Favorite Paint Mixtures: Permanent Green
Permanent Green a relatively new addition to my palette, it was added around six months ago, as an experiment, and it has since become one of the hardest working pigments on my palette…
Permanent Green, (PG 36, PY 74) is the modern substitute for the original Cadmium Green Med that has been discontinued by so many manufacturers. Early on in my painting classes, I would hear how wonderful Cad Green Med was, but not knowing any difference and also liking what I could do with Cadmium Green Lt (WN) there was never a need to go investigate. Then last year, I began the Bountiful Observations series, and the need to know and understand more green mixtures became important.
And now that we are entering spring, and life is beginning to peak out of the ground, and buds will be blossoming soon, I thought it would be a good thing to introduce my favorite hardworking green that mixes so well… these six mixtures are just the beginning. I love how this color mixes with black and oranges also.

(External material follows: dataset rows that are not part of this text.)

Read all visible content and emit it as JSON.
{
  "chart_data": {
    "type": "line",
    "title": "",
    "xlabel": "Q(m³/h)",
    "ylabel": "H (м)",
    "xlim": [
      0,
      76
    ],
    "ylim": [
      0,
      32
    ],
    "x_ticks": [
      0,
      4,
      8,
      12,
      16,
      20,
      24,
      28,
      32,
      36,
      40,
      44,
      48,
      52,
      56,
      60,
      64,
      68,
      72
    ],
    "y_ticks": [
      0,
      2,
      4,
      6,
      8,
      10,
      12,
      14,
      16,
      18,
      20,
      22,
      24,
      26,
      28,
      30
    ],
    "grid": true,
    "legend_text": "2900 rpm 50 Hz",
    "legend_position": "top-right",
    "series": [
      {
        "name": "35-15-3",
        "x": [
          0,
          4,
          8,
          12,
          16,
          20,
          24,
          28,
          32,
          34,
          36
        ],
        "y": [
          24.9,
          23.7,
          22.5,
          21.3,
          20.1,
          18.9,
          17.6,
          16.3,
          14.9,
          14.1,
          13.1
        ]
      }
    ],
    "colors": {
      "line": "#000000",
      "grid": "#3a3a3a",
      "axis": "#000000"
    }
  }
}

The thing that permanent green does best is support and emphasize the color it is mixing with, so when you mix it with blues, you are able to attain the soft blue-greens of the leaves and stems from flowering bulbs. And I think when mixed with other greens, like viridian, it just deepens the green without turning it too “electric” green. And being a semi-transparent pigment, I like to skim this green over a permanent rose or aliz. crimson underpainting, for the shadow areas.
See how cool this green can go when mixed with the different blues, but how it warms up and glows yellow-green when mixed with the cadmium yellow. This color also mixes well with cad. lemon, and cad. yellow lt, and I particularly also like it mixed with indian yellow, because you get a very transparent and staining rich yellow-green.
When working on a landscape, this green can be added to colors to bring it forward or push it backwards, hyping up its color saturation or neutralizing it depending on whether it is mixed with a analogous color or compliment. Permanent green falls into a warm temperature of the greens available because of its yellowish cast when strait out of the tube, but I find it adapts well, and even mixes well with a third color.
I love Permanent Green because of its ability to adapt and mix with other pigments.
Permanent Green is a semi-transparent bold middle value green. It shifts warm or cool depending on what you mix it with, and will mix with compliment reds to create a variety of deep and diverse darks, not quite mixing to a black, but rich neutralized purples.
The Permanent Green I have been using most is made by Blue Ridge Oil Colors, I like how it stays open and the thick creamy consistency of the paint.